2010 Year in Review: Regulations Bite After Flash Crash Data Backlash
Regulators on both sides of the Atlantic grappled with major reforms during 2010 that will have long-lasting implications for market data consumers and the capital markets as a whole.
Following its scrutiny of flash orders and dark pools of liquidity in late 2009, the US Securities and Exchange Commission began 2010 with a fundamental review of equities market structure, mandating increased risk management around naked access—where broker-dealers provide clients with unsupervised access to exchanges using their infrastructure—which the SEC estimated accounts for 38 percent of daily trading in US equities, and other practices central to low-latency trading, including high-frequency trading and co-location (IMD, Jan. 15).
With this already underway, on May 6, economic uncertainty in European markets, a rogue order and a frenzy of high-frequency trading in response precipitated a “Flash Crash,” which saw unprecedented intra-day price swings in US equity markets, almost wiping out some stocks’ value entirely before restoring them to pre-crash levels within minutes.
In response, the SEC proposed a real-time consolidated audit trail of equities and options trade data designed to detect anomalies or abusive trading activity—though the plan received a mixed response from the industry on its practicality and cost.

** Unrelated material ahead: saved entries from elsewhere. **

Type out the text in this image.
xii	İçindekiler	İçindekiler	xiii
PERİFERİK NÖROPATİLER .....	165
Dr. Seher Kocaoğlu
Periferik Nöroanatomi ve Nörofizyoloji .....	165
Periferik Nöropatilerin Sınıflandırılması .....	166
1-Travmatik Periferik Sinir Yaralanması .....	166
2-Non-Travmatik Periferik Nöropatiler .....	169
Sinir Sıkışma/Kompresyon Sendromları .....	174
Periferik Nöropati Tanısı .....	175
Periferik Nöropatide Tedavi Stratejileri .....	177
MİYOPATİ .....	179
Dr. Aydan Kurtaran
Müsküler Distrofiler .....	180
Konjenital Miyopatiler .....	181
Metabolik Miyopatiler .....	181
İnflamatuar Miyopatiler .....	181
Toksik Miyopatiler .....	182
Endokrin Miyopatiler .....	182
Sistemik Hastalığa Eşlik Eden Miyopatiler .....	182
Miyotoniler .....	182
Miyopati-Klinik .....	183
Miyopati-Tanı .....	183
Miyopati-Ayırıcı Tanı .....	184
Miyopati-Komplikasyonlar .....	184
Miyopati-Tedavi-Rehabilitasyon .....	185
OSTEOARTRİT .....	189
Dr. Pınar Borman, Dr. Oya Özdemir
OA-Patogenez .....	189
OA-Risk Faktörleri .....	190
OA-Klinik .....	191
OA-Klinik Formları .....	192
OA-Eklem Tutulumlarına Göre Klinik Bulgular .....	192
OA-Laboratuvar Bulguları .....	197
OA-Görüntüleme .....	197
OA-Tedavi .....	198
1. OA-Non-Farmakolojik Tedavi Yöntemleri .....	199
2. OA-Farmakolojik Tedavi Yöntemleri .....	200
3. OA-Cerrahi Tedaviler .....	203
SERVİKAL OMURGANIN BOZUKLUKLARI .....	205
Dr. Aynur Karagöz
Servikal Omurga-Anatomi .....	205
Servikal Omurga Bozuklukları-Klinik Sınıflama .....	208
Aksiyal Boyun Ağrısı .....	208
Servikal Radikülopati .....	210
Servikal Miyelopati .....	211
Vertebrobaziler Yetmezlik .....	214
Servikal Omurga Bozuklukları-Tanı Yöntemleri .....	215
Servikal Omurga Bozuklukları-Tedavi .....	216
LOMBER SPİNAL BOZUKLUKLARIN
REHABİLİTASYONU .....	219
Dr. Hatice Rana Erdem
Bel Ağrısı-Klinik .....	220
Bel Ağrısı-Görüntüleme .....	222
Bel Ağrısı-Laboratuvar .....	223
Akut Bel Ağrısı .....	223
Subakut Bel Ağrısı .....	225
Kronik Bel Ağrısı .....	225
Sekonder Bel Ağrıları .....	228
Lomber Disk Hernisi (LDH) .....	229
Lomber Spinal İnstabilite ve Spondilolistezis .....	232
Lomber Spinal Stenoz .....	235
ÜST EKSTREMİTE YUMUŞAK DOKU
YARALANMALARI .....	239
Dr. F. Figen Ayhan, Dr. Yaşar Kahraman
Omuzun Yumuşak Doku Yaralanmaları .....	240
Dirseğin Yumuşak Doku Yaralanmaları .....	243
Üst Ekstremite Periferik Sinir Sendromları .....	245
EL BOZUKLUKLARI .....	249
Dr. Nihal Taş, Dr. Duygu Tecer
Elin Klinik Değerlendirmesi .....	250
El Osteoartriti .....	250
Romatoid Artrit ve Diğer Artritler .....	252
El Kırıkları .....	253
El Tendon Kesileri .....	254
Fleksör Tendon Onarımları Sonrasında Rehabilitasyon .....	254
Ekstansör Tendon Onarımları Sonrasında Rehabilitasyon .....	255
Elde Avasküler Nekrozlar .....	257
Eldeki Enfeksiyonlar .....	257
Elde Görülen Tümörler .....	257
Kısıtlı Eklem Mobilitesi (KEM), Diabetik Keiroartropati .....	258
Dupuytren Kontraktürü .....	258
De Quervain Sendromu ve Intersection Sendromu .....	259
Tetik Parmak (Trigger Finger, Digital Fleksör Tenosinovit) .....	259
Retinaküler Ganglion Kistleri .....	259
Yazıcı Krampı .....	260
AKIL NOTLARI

The SEC issued its official review of the Flash Crash on Sept. 30, suggesting a more coordinated approach towards circuit breakers, which temporarily halt trading in a stock if its price level fluctuates too rapidly, and criticizing the use of stub quotes—a gesture to trade designed to fulfil quoting obligations but at bid-and-offer prices that diverge significantly from the current BBO—which the SEC concluded exacerbated price fluctuations “as liquidity completely evaporated in a number of individual securities and ETFs,” causing trades to be executed “at irrational prices as low as one penny or as high as $100,000.” The SEC outlawed the practice of stub quotes shortly after issuing its report (IMD, Nov. 12).
Other industry commentators blamed another practice known as quote stuffing, whereby market practitioners generate vast amounts of quote messages with the intention of overloading market infrastructure, causing latency spikes.
Although the SEC found no evidence of this on May 6, the practice appears to have concerned European regulators, as the European Commission’s MiFID 2 consultation paper includes recommendations to curtail any undue quoting practices, by requiring market operators “to ensure that orders would rest on an order book for a minimum period before being cancelled” or that “the ratio of orders to transactions executed by any given participant would not exceed a specified level.”
The consultation paper also includes a swathe of other recommendations to improve transparency in European capital markets. For example, the EC has proposed a consolidated tape—or tapes—of post-trade equities data (see story, below), shortening delay periods for reporting OTC equity trades, extending equity market transparency requirements to include “equity-like” instruments, implementing new pre- and post-trade transparency obligations for bonds, structured products and OTC derivatives markets, requiring broker crossing networks to publish their venue ID in post-trade reports, and requiring commodities trading venues to publish aggregated positions by trader type to monitor speculative trading activity in commodities markets (IMD, Dec. 13).